空色なキモチ

□ 掌の鼓動 □

掌の鼓動 7

第七話

現在 4




 それから、郁弥は幾度となく有紗を呼び出した。
 毎日のように続く時もあったし、一週間丸々呼び出されない日もある。
 バイトの日は申し訳ない気持ちで断っても、友達でいてくれる郁弥には感謝しかなかった。
 家に帰るのがめんどくさいなら泊まってもいいと言ってくれたし、誰にそれを咎められることもなかった。何度郁弥の家に行っても家族に会うことは一度もなかったから。
 天道家以外に初めて自分の居場所を見つけたような気がしていた。
 
 郁弥と仲がいいことを知ったクラスメイトの女子は有紗を一目置くようになっていた。
 ゲームのアイテムを送らなくても妙に親しげに話してくるようになり、カラオケにも誘われるようになった。だけどバイトがあることや、郁弥と会うことを告げ、やんわりと断り続けた。
 有紗を羨望と嫉妬の眼差しで見つめながらも、いじめをすれば郁弥が黙ってないことを知っている女子達は何も言えなかった。郁弥の無言の圧力で有紗に対するいじめを制していた。

 郁弥は男子生徒にも人気があった。
 教師からは問題視される髪色も、左耳に開けられた数個のピアスも制服の着崩し方も男子生徒の憧れだった。
 郁弥は容姿に恵まれており、なにをしてもさまになる。すらっとした高身長、つきすぎていない筋肉はモデルのようできちっと制服を着ていても似合っている。たとえ黒髪にしてもそれはそれで似合う。
 そんな自分を知っているからか注目を浴びることには慣れていた。あまりしつこく迫られると苛立ちを露わにするが、普通に声をかける分には愛嬌たっぷりに応じるほどの柔軟性も備え持っている。

 そんな郁弥だから本人が言う通り女友達が多い。
 友達と括りながらもその関係の中には当然のようにセックスも伴われている。だけど郁弥の中で女友達とセフレの線引きがあり、セフレと思っているのは有紗だけだった。
 ほかのセックスを伴う女友達とはカラオケやボウリング、時には映画や遊園地などにも遊びに行ったりもしたが有紗だけはそうはしなかった。ただ、自分の思うように抱くだけ。
 有紗とはそんな関係だったからこそ自分の中でバランスが取れていたのだろう。
 郁弥にとって有紗は女友達とは格段に違う、ある意味特別な存在だった。

 身体の相性がいい、初めて有紗を抱いた時そう思った。
 今まで抱いてきた女とは違った。搾り上げられるような感覚と急速に果てそうになるのを必死で堪えてしまったくらい有紗の身体は心地よく郁弥を迎え入れた。
 最初はなんでそう感じたのか訳が分からず、その後に別の女友達とも何度も関係を持った。
 だけどやっぱり有紗とは違い、事後に虚しさのような物足りなさを感じてしまう。
 有紗を抱いた後だけ自分の心も身体も満たされたような感覚になる。
 そもそも郁弥にとってセックスは愛情を確かめる行為ではなく、ただの性器同士の交わりでお互いの快楽を求めるだけのものという認識しかなかった。
 つまり性欲だけを満たしてくれればいいだけの行為だったはずなのに、まるで自身に誂えたような有紗の身体に溺れそうになるのを認めたくなくて、ほかの女友達との関係も続けていた。

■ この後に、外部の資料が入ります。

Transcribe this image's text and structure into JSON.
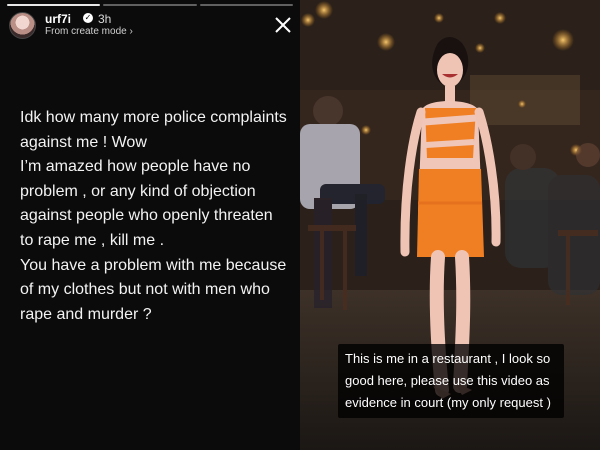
{
  "story": {
    "username": "urf7i",
    "verified_icon": "verified-badge-icon",
    "timestamp": "3h",
    "subtitle": "From create mode",
    "subtitle_chevron": "›",
    "close_icon": "close-icon",
    "progress_segments": 3,
    "progress_active_segment": 1,
    "text_lines": [
      "Idk how many more police complaints",
      "against me ! Wow",
      "I’m amazed how people have no",
      "problem , or any kind of objection",
      "against people who openly threaten",
      "to rape me , kill me .",
      "You have a problem with me because",
      "of my clothes but not with men who",
      "rape and murder ?"
    ]
  },
  "video": {
    "caption_lines": [
      "This is me in a restaurant ,  I look so",
      "good here, please use this video as",
      "evidence in court (my only request )"
    ]
  },
  "colors": {
    "story_background": "#0b0b0b",
    "text": "#f3f3f3",
    "dress": "#f07f24"
  }
}
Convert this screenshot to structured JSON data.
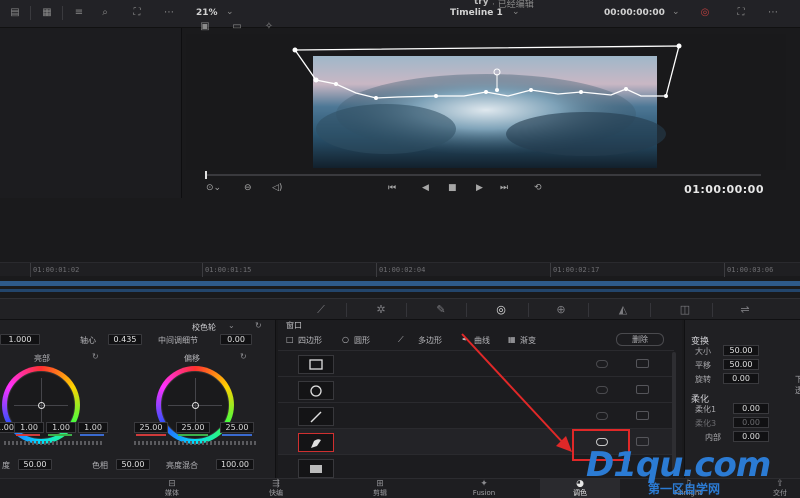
{
  "top": {
    "project_name": "try",
    "project_suffix": "· 已经编辑",
    "zoom": "21%",
    "timeline_name": "Timeline 1",
    "timecode_top": "00:00:00:00"
  },
  "viewer": {
    "timecode": "01:00:00:00"
  },
  "ruler": {
    "ticks": [
      "01:00:01:02",
      "01:00:01:15",
      "01:00:02:04",
      "01:00:02:17",
      "01:00:03:06"
    ]
  },
  "wheels": {
    "title": "校色轮",
    "field1": "1.000",
    "pivot_label": "轴心",
    "pivot_value": "0.435",
    "midtone_label": "中间调细节",
    "midtone_value": "0.00",
    "highlights_label": "亮部",
    "offset_label": "偏移",
    "hi_values": [
      "1.00",
      "1.00",
      "1.00",
      "1.00"
    ],
    "off_values": [
      "25.00",
      "25.00",
      "25.00"
    ],
    "bottom_left_label": "度",
    "bottom_left_value": "50.00",
    "hue_label": "色相",
    "hue_value": "50.00",
    "lummix_label": "亮度混合",
    "lummix_value": "100.00"
  },
  "window": {
    "header": "窗口",
    "tabs": [
      "四边形",
      "圆形",
      "多边形",
      "曲线",
      "渐变"
    ],
    "delete_label": "删除"
  },
  "transform": {
    "title": "变换",
    "size_label": "大小",
    "size_value": "50.00",
    "pan_label": "平移",
    "pan_value": "50.00",
    "rotate_label": "旋转",
    "rotate_value": "0.00",
    "rotate_right_label": "下透",
    "aspect_label": "纵横",
    "soft_title": "柔化",
    "soft1_label": "柔化1",
    "soft1_value": "0.00",
    "soft3_label": "柔化3",
    "soft3_value": "0.00",
    "inside_label": "内部",
    "inside_value": "0.00"
  },
  "pages": [
    {
      "label": "媒体",
      "icon": "media-icon"
    },
    {
      "label": "快编",
      "icon": "cut-icon"
    },
    {
      "label": "剪辑",
      "icon": "edit-icon"
    },
    {
      "label": "Fusion",
      "icon": "fusion-icon"
    },
    {
      "label": "调色",
      "icon": "color-icon"
    },
    {
      "label": "Fairlight",
      "icon": "fairlight-icon"
    },
    {
      "label": "交付",
      "icon": "deliver-icon"
    }
  ],
  "watermark": {
    "big": "D1qu.com",
    "small": "第一区自学网"
  },
  "colors": {
    "accent_red": "#e02828",
    "brand_blue": "#2b7bd4",
    "track_blue": "#2e5a8a"
  }
}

 女友達に有紗との関係を問われれば、素直に「セフレ」と言った。
 じゃあ自分は何なのか問われれば「女友達」と返す。
 女友達と言われてもセックスはしていると詰め寄られれば「そっちが望んだことだ。いやならやめる?」と意地悪く切り返す。そう言われたら相手が何も言えなくなることを郁弥はわかっていた。
 最悪すべての女友達に『関係をやめる』と言われても、郁弥は痛くもかゆくもない。
 万が一本当にそうなっても、有紗がいるから困ることはないと絶対的な自信みたいなものを持っていた。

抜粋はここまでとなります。